= Matthew Hood =

Principal of Oak National Academy

Matthew Hood OBE (born December 1985) is co-founder Oak National Academy, the national online classroom and teacher resource hub created during the COVID-19 pandemic. He was appointed OBE (Officer of the Most Excellent Order of the British Empire) in 2020 for services to education.

==Personal life==

Born in the Lancashire seaside town of Morecambe and brought up between there and Blackpool as part of a "big, complicated, non-nuclear family". He was the youngest of five children. Despite describing his childhood as 'great', his family were not well off and he spent a "decent chunk" of his early childhood and late teens living in a caravan.

He attended Great Wood Primary School in Morecambe, St. Wilfrid's CofE Primary School in Halton and Lancaster Royal Grammar School. He went on to study Politics, Philosophy and Economics at the University of York.

In June 2019, he married Josh MacAlister, founder of Frontline, who has since become Member of Parliament for Whitehaven and Workington. They live in Penrith, Cumbria.

==Career==
Hood trained to be an economics teacher through Teach First in 2007, teaching in Edmonton, Tottenham. He went on to become a policy adviser at the Department for Education, then North East Regional Director at Teach First, before becoming assistant head at Morecambe's Heysham High School (now Bay Leadership Academy).

In 2015 he founded the Institute for Teaching, a charity focused on developing and improving teachers' expertise.
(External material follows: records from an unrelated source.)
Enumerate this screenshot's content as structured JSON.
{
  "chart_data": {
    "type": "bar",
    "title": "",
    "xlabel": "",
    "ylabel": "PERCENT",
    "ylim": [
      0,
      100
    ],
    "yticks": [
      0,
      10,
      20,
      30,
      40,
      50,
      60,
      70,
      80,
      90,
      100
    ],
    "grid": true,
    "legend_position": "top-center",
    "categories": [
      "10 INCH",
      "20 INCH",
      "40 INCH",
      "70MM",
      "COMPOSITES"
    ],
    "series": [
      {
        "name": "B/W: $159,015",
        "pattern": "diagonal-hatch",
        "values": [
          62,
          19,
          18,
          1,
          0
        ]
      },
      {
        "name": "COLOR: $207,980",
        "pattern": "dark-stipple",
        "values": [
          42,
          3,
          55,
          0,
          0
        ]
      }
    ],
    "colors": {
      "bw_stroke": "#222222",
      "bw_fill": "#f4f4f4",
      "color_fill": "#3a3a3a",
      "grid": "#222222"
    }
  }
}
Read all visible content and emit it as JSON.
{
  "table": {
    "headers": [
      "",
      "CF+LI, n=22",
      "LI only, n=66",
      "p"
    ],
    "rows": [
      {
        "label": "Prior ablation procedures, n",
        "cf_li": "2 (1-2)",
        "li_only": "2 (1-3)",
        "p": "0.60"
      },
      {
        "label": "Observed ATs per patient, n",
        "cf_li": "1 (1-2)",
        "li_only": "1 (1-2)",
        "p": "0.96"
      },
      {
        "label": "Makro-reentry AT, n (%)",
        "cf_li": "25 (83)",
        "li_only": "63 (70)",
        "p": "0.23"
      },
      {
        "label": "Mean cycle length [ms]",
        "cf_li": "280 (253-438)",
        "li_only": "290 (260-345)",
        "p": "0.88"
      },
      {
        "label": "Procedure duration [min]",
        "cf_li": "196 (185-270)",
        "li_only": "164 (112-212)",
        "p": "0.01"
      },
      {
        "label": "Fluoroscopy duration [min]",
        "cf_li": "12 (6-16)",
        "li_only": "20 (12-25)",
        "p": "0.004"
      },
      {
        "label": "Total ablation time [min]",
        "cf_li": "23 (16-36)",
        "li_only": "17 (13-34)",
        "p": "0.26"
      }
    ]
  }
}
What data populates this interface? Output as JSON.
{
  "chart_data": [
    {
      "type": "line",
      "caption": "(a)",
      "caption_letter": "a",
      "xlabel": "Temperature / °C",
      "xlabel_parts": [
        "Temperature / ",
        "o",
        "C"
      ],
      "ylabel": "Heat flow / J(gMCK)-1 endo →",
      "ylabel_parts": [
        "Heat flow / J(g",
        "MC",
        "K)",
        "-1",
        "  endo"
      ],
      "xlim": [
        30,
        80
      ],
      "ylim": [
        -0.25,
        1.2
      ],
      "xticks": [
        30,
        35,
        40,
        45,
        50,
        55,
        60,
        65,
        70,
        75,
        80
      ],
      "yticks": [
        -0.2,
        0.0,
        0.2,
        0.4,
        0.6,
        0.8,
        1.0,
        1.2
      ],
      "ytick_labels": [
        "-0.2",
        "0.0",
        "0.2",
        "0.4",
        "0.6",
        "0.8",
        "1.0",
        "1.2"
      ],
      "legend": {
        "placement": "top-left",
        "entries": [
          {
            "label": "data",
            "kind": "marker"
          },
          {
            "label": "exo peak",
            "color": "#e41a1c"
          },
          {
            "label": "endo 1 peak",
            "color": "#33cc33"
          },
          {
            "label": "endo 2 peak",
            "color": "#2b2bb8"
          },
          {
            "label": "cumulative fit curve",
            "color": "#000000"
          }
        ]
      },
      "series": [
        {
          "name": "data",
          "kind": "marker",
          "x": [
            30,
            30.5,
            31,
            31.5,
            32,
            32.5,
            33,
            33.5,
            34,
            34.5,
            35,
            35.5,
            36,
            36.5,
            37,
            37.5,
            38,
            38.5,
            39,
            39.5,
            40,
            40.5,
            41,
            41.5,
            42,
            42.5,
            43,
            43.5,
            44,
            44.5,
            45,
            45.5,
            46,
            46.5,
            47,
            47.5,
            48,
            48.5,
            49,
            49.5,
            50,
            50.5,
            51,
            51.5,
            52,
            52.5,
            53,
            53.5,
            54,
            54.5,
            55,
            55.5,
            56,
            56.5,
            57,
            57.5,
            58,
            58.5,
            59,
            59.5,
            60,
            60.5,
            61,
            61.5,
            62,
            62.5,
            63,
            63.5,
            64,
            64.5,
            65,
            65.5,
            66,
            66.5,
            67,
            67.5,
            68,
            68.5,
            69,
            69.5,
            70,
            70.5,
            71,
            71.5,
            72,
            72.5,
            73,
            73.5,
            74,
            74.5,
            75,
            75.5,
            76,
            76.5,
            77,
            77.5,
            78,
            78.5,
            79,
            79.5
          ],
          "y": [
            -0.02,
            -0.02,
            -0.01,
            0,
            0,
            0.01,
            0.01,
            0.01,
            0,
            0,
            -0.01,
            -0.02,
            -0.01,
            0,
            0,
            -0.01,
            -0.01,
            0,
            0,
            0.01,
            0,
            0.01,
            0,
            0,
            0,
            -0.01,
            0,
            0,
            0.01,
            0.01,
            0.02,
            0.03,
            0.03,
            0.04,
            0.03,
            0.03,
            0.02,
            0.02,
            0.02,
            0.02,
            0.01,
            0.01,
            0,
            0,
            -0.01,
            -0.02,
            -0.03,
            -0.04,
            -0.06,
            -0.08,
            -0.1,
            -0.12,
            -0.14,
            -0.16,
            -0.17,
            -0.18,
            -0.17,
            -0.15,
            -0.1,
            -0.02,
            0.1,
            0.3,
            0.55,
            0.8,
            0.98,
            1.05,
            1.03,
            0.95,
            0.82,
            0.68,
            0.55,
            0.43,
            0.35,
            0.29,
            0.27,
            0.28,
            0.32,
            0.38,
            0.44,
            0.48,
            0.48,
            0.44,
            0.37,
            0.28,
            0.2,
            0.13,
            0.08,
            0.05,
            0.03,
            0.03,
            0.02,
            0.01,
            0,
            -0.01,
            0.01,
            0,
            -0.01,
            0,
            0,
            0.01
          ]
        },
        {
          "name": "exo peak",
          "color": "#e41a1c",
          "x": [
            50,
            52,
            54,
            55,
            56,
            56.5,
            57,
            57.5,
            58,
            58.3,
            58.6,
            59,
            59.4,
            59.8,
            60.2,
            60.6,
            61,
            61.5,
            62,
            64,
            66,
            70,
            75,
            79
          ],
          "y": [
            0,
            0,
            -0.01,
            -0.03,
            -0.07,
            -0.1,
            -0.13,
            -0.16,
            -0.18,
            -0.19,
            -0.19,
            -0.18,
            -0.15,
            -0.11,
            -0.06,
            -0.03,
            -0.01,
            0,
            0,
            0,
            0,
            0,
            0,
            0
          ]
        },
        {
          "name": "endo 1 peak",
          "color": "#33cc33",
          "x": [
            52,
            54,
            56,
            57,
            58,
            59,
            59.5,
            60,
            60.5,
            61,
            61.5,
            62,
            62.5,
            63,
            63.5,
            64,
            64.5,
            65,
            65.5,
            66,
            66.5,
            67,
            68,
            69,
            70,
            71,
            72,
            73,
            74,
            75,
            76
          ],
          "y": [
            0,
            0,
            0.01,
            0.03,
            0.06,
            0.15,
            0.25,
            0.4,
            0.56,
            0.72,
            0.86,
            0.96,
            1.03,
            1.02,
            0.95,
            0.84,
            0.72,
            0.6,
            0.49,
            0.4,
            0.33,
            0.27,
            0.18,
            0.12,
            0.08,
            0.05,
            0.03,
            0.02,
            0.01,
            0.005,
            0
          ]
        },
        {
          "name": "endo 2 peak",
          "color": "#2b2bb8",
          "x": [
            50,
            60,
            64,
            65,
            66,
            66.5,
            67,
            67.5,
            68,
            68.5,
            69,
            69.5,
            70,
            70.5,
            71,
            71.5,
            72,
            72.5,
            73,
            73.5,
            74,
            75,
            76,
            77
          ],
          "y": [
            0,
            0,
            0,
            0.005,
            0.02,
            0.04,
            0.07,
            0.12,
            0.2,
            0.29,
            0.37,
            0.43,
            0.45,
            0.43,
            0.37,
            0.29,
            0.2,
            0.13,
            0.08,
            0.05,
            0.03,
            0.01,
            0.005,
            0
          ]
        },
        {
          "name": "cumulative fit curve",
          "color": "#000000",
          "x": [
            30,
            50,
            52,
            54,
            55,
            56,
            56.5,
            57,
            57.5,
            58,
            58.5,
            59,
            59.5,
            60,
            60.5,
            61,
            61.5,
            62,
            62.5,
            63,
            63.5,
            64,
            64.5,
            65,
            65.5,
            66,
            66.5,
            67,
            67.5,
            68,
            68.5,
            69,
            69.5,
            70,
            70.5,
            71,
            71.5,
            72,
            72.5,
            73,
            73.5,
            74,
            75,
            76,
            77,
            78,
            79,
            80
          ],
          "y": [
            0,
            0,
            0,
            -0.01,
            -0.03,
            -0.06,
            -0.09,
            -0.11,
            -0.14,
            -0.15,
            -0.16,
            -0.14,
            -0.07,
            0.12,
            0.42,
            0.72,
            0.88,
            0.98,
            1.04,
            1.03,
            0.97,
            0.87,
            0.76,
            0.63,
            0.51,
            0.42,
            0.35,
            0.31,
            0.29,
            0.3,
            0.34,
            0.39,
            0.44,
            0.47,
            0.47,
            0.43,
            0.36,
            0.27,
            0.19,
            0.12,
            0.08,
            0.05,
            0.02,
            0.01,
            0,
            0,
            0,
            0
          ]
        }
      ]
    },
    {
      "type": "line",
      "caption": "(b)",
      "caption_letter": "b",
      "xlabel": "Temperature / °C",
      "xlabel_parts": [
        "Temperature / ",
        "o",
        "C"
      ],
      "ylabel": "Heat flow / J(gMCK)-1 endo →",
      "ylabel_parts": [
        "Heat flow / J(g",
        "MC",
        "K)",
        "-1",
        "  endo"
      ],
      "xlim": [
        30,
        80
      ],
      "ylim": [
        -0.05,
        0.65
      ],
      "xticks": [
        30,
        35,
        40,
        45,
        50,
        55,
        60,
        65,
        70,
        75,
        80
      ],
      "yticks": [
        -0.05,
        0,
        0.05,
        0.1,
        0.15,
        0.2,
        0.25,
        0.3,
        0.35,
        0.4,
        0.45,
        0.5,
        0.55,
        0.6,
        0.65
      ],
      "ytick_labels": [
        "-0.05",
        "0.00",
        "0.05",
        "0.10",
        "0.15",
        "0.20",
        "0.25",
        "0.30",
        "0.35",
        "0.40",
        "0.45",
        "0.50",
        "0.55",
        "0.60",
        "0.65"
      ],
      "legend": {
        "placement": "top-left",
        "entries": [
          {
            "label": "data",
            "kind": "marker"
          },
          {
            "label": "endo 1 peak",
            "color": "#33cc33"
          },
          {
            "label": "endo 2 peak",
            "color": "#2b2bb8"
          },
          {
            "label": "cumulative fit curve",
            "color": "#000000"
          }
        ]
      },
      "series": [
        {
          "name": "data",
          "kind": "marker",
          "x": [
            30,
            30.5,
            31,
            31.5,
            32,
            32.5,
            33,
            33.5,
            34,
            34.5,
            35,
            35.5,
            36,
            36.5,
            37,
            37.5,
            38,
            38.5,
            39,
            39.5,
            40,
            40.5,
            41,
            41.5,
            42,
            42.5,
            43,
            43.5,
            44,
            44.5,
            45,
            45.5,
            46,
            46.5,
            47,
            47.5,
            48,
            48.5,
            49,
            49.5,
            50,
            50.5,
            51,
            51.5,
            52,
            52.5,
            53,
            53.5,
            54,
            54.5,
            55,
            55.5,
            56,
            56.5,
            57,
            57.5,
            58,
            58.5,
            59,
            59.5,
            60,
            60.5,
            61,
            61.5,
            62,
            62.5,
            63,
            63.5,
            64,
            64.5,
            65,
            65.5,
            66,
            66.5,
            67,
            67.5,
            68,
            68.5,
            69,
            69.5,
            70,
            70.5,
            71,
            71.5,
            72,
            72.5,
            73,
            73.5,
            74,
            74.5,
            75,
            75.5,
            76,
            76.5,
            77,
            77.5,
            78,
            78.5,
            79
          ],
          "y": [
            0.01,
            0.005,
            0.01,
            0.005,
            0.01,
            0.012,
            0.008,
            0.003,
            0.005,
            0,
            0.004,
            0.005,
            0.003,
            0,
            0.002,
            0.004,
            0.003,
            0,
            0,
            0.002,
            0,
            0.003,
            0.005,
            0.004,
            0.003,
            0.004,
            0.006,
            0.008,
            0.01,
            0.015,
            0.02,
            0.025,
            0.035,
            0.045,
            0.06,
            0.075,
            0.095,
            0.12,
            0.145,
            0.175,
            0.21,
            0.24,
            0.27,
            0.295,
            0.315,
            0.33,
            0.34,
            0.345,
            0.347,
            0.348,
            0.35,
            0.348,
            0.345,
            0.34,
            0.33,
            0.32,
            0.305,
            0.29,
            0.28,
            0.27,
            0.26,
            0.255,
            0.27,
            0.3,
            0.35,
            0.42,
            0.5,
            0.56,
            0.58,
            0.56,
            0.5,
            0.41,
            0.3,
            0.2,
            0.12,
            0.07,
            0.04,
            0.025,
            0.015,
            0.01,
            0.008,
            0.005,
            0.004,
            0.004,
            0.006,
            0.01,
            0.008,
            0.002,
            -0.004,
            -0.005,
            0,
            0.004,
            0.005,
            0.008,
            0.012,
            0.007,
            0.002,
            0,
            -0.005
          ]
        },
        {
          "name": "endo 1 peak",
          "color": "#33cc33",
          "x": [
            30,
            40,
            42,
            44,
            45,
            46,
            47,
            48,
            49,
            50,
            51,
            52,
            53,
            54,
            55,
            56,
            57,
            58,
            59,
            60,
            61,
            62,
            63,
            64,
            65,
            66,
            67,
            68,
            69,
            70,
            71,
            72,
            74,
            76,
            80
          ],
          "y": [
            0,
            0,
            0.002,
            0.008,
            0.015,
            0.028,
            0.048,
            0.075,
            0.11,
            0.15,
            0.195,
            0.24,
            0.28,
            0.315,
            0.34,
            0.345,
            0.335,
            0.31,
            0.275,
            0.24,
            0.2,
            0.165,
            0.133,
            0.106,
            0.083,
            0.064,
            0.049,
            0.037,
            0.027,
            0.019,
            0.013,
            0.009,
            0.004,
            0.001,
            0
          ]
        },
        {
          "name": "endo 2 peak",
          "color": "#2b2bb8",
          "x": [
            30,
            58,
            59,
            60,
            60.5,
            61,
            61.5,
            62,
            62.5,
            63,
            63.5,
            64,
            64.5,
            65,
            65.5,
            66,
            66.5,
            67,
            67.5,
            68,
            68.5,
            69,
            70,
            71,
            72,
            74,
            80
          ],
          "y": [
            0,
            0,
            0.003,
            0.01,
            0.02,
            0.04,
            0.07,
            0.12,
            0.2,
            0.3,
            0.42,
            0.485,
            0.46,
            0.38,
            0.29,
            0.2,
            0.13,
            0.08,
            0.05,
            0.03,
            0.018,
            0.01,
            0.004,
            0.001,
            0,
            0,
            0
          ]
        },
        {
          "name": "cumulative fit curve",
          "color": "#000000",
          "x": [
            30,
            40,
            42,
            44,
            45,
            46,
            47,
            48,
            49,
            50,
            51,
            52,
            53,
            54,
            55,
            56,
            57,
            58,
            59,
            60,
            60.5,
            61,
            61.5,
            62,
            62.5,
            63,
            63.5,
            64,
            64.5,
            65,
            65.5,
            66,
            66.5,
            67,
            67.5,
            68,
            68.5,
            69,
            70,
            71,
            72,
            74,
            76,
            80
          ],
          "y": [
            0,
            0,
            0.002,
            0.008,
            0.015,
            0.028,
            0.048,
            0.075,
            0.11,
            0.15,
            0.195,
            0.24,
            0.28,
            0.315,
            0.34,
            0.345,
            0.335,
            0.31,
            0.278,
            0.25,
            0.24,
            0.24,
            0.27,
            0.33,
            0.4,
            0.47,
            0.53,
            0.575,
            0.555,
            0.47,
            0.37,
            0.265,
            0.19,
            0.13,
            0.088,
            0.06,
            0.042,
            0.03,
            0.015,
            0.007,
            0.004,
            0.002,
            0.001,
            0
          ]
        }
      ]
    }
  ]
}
In March 2018 the Institute for Teaching merged with Ambition School Leadership to become Ambition Institute, an education charity tackling educational disadvantage through evidence-based professional development for teachers and school leaders.

Hood is also Chair at Bay Leadership Academy in Morecambe, Governor at Lancaster and Morecambe College and an independent adviser to the Department for Education.

Hood is a founding trustee at The Brilliant Club, a post he stepped down from in 2021. In 2015 he was awarded a Churchill Fellowship.

Hood co-founded Oak National Academy alongside David Thomas in 2020, initially its Principal and later CEO stepping down in 2025.